You can have a new ref who follows the book and rules and throws their hat at the right time every play, and they can still miss an opportunity to be a coach by actually talking to the receiver, who didn’t see the hat, and has no idea that they were doing anything wrong.

 Calling things by the book, but missing a chance to help or teach, is a missed opportunity in building relations with players and teams.

Have My Back: A common theme we return to often: refs start out on a pedestal. Great Social Refs try their best to climb down off the pedestal wherever possible, with humor, empathy, and always downplaying the power and ego elements of the job. New, and uncertain refs always try and re-inforce the power dynamic by demanding respect and reminding players that they are the ones in charge.

If you’ve ever heard a cringe worthy comment like “I’m the ref and you’re the player” or “I’ve got the clicker, let me do my job” you have witnessed a ref reinforcing the power dynamic of “the pedestal.”

The quickest way to help with this dynamic is not to give up all your power, but instead to let players know that you have their back. This can take many forms, with a few of the most common being:

  • protecting bad teams that are getting destroyed

  • pointing out when teams are trying to bend the rules or wreck the fun (trash-talking and taunting)

  • Explaining when you have made a call that a team didn’t expect or helped them, even if it wasn’t enforced.

Game control problems with arguments and fights between teams have a much higher chance of occurring when players feel like officials don’t have their back. 

Whether fair or unfair, players are constantly forming quick first impressions about you as their ref or ump ever day. This is why your BOOK COVER is so important. But also why the 3 H’s are vital. They will determine the respect and credibility that develops after these initial impressions, and may help when players have made an unfair first impressions based on one call.

Dr. Heidi Grant, a social psychologist and author, talks about the 3 most important “perception lenses” that people will see you through when making a first impression: 

1)      Trust Lens

2)      Ego Lens

3)      Power Lens

 

Perhaps not surprisingly, these three critical lenses line up with the 3 H’s.

According to grant, the trust lens deals with a person’s “warmth and expression of friendliness, respect, and empathy” and “competence (evidence that you are intelligent, skilled, and effective).

The trust lens matters when people feel like they need to be heard. Empathy shows up when you listen to a players confusion or complaint [even if they are wrong] and your competence shows up in your book cover, starting with the idea of if it even looks like you are listening and paying attention.

The Ego Lens deals with the feeling of who is in charge. Refs who don’t climb down off the pedestal play into the ego lens, and then miss chances to help with small warnings or info and education because they are so worried about looking like they are in the drivers seat.

The Power Lens comes into play “when there is a disparity of power,” which sounds just like when a team feels like you are letting an opponent run up the score on them, bend the rules, or taunt and heckle them. When you have a teams back, you are equalizing the power dynamic.
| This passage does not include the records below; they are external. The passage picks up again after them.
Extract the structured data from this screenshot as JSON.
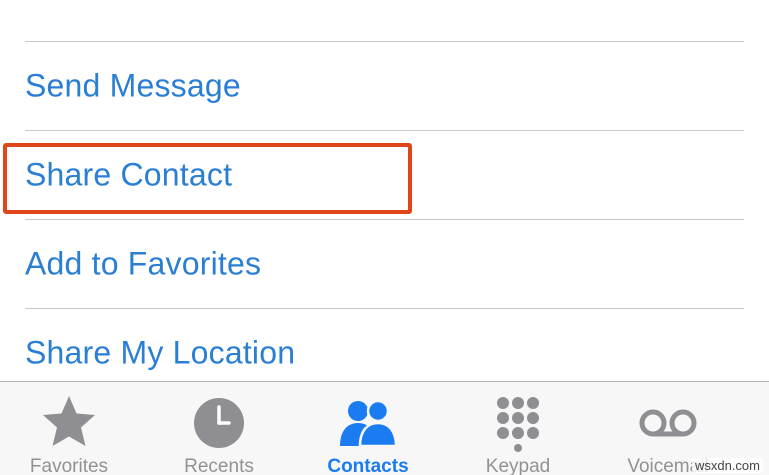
{
  "actions": {
    "send_message": "Send Message",
    "share_contact": "Share Contact",
    "add_to_favorites": "Add to Favorites",
    "share_my_location": "Share My Location"
  },
  "highlight": {
    "target": "share_contact",
    "color": "#e0461a"
  },
  "tabbar": {
    "tabs": [
      {
        "label": "Favorites",
        "icon": "star-icon",
        "active": false
      },
      {
        "label": "Recents",
        "icon": "clock-icon",
        "active": false
      },
      {
        "label": "Contacts",
        "icon": "contacts-icon",
        "active": true
      },
      {
        "label": "Keypad",
        "icon": "keypad-icon",
        "active": false
      },
      {
        "label": "Voicemail",
        "icon": "voicemail-icon",
        "active": false
      }
    ]
  },
  "colors": {
    "action_text": "#2a7fd4",
    "tab_active": "#1a7cf0",
    "tab_inactive": "#929292",
    "divider": "#c8c7cc",
    "tabbar_background": "#f7f7f7"
  },
  "watermark": "wsxdn.com"
}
Both ego and power lenses could be seen as dealing with authority and control. Ego and helping out  often deal with the interaction between players and refs. Power lenses and having a teams back often deal with the relationship that players have between each other.

In both cases, are you listening, paying attention and do you hear what people are actually saying, or are you just rushing to give the right answer?

If you miss the 3 H’s, your correctness will often be overwhelmed by your lack of connections with players and teams.

Remember the 3 H’s, or you may just end up the most correct ref that no one wants to have working their game.